Abstract
A patient with post-pneumonia empyema complicated by type-2 respiratory failure required mechanical ventilation as part of his therapy. A pneumothorax was noted on his chest radiograph. This was treated with an intercostal chest drain (ICD). Unfortunately, he was still hypoxic, his subcutaneous emphysema was worsening and the ICD was bubbling. A computed tomography (CT) scan of chest demonstrated that the ICD has penetrated the right upper lobe parenchyma. A new ICD was inserted and the previous one was removed. Although both hypoxia and subcutaneous emphysema improved, the patient chronically remained on mechanical ventilation.
Highlights
Tube thoracostomy is a common procedure to drain fluids and/or air from the pleural space via an intercostal chest drain (ICD)

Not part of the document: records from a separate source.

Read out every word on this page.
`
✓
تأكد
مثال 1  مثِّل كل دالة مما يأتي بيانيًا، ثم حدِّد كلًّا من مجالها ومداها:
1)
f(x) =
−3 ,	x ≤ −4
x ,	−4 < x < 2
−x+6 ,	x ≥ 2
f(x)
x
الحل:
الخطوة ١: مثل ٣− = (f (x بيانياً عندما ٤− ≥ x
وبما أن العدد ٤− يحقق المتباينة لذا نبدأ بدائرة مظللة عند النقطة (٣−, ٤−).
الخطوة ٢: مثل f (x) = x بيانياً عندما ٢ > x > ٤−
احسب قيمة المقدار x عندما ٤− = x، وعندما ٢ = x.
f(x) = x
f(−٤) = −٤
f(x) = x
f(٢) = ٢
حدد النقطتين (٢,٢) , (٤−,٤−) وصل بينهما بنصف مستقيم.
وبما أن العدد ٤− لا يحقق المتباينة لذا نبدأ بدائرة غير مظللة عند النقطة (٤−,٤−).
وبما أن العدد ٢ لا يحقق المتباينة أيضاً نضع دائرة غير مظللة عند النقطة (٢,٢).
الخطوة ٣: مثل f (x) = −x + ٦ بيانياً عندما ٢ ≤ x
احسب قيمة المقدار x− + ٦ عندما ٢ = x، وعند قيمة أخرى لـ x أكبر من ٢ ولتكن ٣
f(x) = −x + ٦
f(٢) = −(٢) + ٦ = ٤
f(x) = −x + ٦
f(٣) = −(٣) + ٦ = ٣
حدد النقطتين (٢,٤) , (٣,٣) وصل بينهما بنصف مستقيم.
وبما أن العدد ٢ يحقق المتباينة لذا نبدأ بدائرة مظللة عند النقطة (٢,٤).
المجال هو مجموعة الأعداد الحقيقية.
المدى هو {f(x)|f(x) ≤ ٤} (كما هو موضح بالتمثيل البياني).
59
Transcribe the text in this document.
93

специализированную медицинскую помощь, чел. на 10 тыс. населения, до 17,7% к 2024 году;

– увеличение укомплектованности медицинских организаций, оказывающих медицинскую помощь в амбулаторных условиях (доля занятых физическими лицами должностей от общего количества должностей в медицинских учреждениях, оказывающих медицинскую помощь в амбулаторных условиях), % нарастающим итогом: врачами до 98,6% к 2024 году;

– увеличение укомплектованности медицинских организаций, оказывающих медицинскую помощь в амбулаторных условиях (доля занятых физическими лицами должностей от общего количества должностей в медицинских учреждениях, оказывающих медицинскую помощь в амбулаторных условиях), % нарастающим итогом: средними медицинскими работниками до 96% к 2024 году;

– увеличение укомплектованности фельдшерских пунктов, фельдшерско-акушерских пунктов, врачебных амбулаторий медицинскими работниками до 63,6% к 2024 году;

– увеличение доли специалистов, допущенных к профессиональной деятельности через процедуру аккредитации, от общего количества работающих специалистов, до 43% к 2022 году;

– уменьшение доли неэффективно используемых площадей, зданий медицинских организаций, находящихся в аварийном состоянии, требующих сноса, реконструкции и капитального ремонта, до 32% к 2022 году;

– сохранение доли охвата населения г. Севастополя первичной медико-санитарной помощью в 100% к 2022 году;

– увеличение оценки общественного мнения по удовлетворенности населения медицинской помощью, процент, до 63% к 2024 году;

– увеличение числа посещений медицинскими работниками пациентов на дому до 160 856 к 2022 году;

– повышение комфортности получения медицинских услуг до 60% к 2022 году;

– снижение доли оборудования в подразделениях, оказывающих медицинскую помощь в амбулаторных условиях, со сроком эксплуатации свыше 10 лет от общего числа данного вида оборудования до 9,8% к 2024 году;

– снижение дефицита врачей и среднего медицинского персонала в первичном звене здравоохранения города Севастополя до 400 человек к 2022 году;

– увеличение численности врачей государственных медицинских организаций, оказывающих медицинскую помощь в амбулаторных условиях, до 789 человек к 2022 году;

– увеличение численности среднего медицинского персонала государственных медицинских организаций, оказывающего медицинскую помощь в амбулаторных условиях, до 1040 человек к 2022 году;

Under aseptic technique and blunt dissection a large bore ICD was inserted anterolaterally into the right chest preceded by the introduction of index finger and sweeping manoeuvre explained by the British Thoracic Society (BTS) guidelines [1]
A computed tomography (CT) scan of chest demonstrated that the ICD has penetrated the right upper lobe parenchyma (Figure 1)
Summary
Tube thoracostomy is a common procedure to drain fluids and/or air from the pleural space via an ICD. The British Thoracic Society (BTS) has published a guideline [1] for ICD insertion which in many institutions has been deployed as a standard approach to tube thoracostomy in both practice and training programs. Harris et al [4] conducted a national survey among chest physicians in the UK recording their experiences regarding complications and serious harms following ICD insertion.